PC gamers who are still grumpy about Silent Hill never arriving on the platform can at least enjoy The Glass Staircase, an indie horror game inspired not just by Silent Hill’s pacing and setting, but also by the series PS2-era graphics. Developed by Puppet Combo – the retro games genius behind Power Drill Massacre, Nun Massacre, The Night Ripper, and many more – this eerie horror game puts you in control of a girl in a mysterious boarding house where each morning you’re ordered to take a pill and obey commands barked at you through an intercom.
Needless to say, things get increasingly weird until you’re battling undead and trying to escape the mansion. While not as outright terrifying as Puppet Combo’s earlier work, the pacing and thick atmosphere will have you dreading every new encounter, and playing as a small child only heaps on the sense of vulnerability.

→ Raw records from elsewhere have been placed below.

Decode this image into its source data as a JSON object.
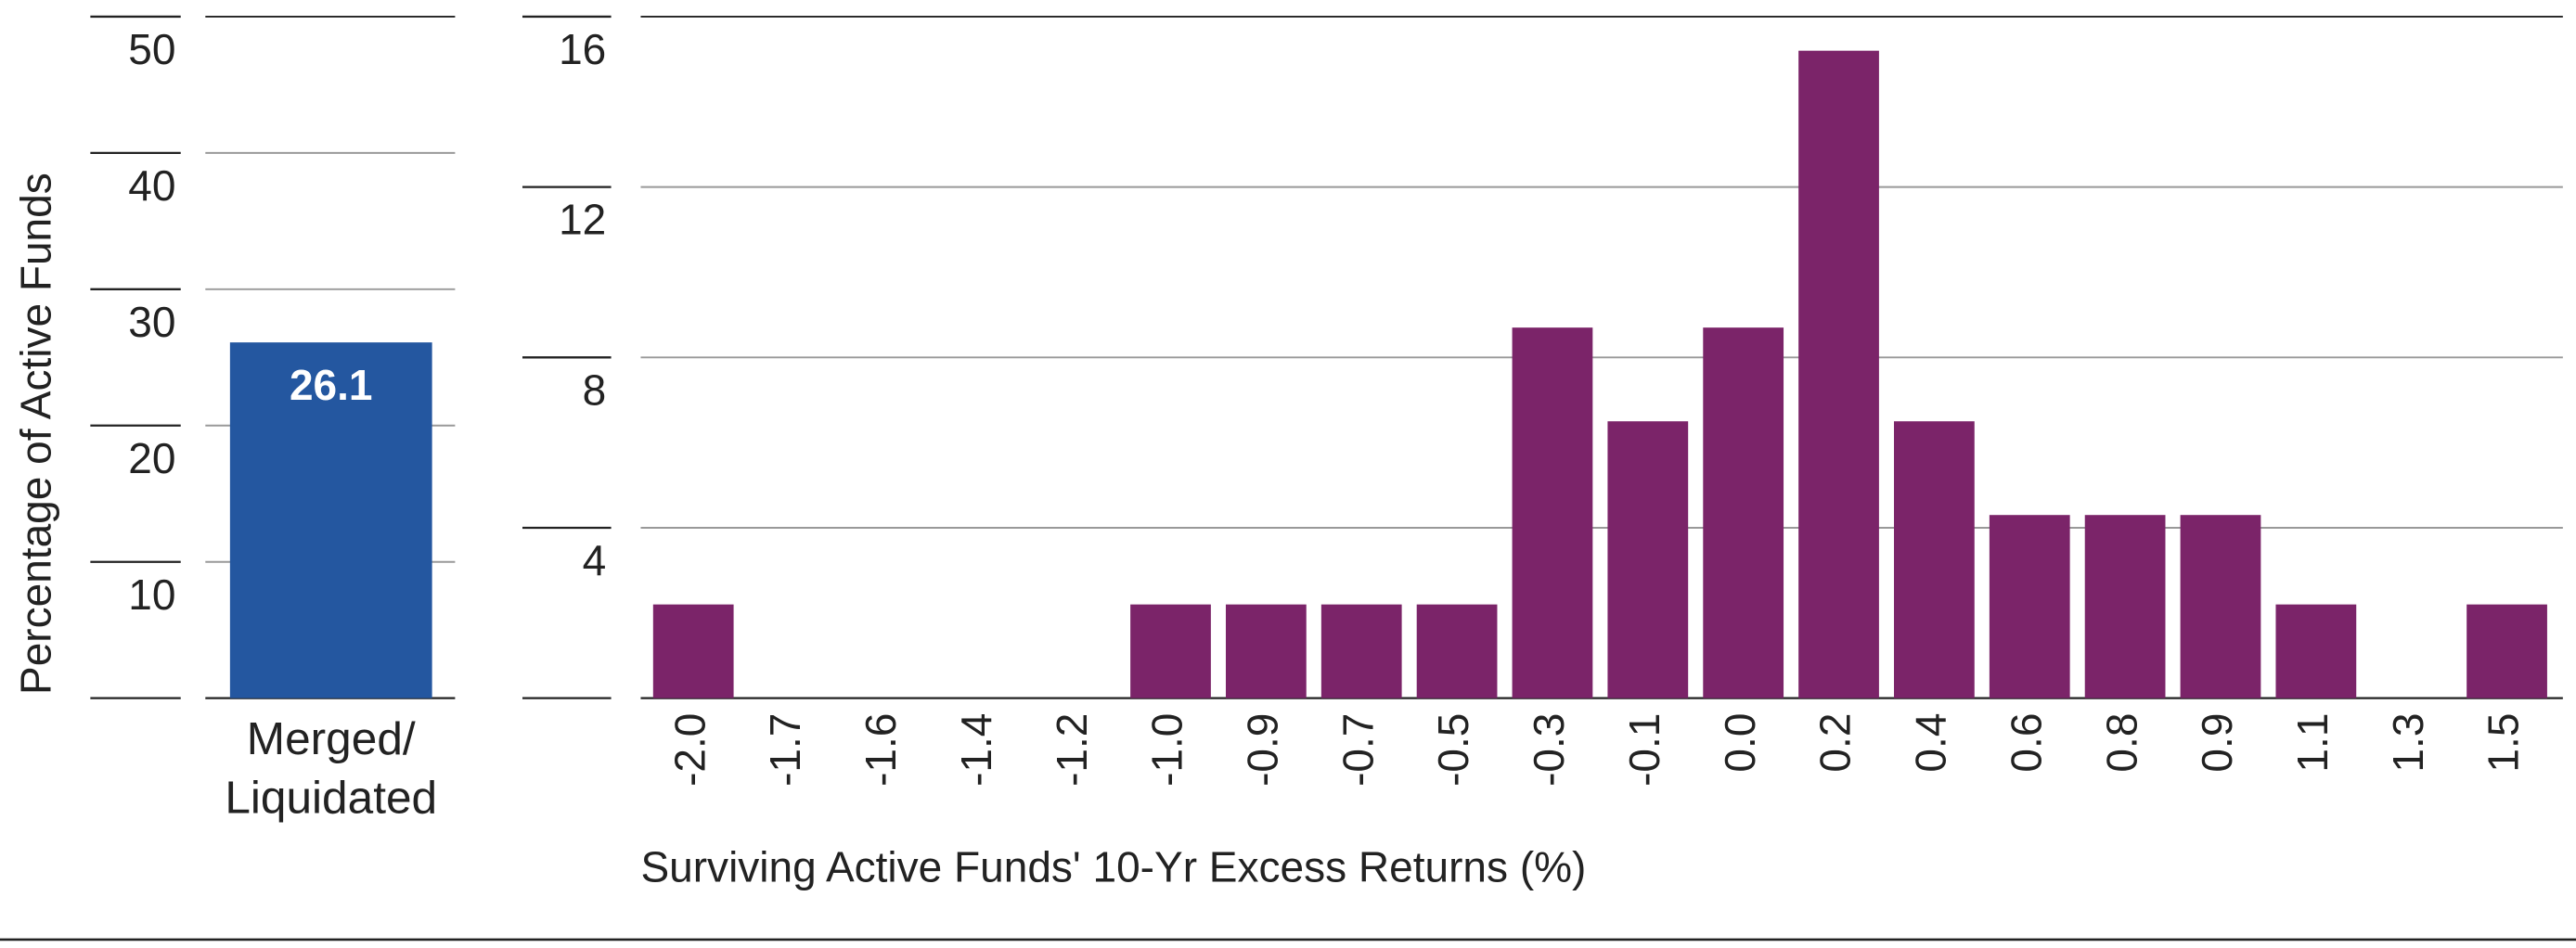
{
  "chart_data": [
    {
      "type": "bar",
      "y_label": "Percentage of Active Funds",
      "categories": [
        "Merged/\nLiquidated"
      ],
      "values": [
        26.1
      ],
      "color": "#2457a0",
      "ylim": [
        0,
        50
      ],
      "yticks": [
        10,
        20,
        30,
        40,
        50
      ],
      "grid": true
    },
    {
      "type": "bar",
      "x_label": "Surviving Active Funds' 10-Yr Excess Returns (%)",
      "categories": [
        "-2.0",
        "-1.7",
        "-1.6",
        "-1.4",
        "-1.2",
        "-1.0",
        "-0.9",
        "-0.7",
        "-0.5",
        "-0.3",
        "-0.1",
        "0.0",
        "0.2",
        "0.4",
        "0.6",
        "0.8",
        "0.9",
        "1.1",
        "1.3",
        "1.5"
      ],
      "values": [
        2.2,
        0,
        0,
        0,
        0,
        2.2,
        2.2,
        2.2,
        2.2,
        8.7,
        6.5,
        8.7,
        15.2,
        6.5,
        4.3,
        4.3,
        4.3,
        2.2,
        0,
        2.2
      ],
      "color": "#7b2469",
      "ylim": [
        0,
        16
      ],
      "yticks": [
        4,
        8,
        12,
        16
      ],
      "grid": true
    }
  ]
}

Doom 3 is almost as old to us now as the original Doom was when Doom 3 came out, but as is the case for all of the best horror games, all that matters is how scary it is, and Doom 3 is still scary as balls.
As traditional a shooter as they come, the focus here is on a rapidly escalating armoury of weapons with which to slaughter an army of hell demons, upside-down baby-face spiders, and weird alien-bears. The id Tech 4 engine was a marvel of its era, bringing an unfathomable level of detail to what had previously been an array of flat brown sprites.
More than a decade on, the precise timing of Doom 3’s jump scares and pop-up monsters still feels borderline cruel – and its selection of nightmarish enemies perfect horror games fodder.
PS4 exclusive Until Dawn was a surprise hit back in 2015, telling a ‘cabin in the woods’ style teen horror by letting you make all the tricky decisions. The aim is simple: get all the characters out alive. So if you’re always the one calling out stupid decisions characters make in horror movies, now you can finally see how far your decision-making would get you.
Creators SuperMassive games take this a step further in their long-awaited spiritual successor, Man of Medan, stranding our group of five friends on a ghost ship after a holiday diving trip takes a wrong turn. The choices you make will decide the fate of the five friends, as you progress through a cinematic story, and even though you know your sailing headfirst into horror, the ride is still surprising as it is terrifying. Man of Medan does play on jump scares, but it’s a worthy follow up to Until Dawn, and it’s also a horror game available on PC.
That’s all from us, the very best horror games available on PC. If you’re in need of a little R&R why not check out the best card games or building games on PC? It’s OK, you can come out from behind whatever piece of furniture you’ve been cowering behind, that really is everything – we’re not going to throw a cheap jump scare into the credits or anything like that.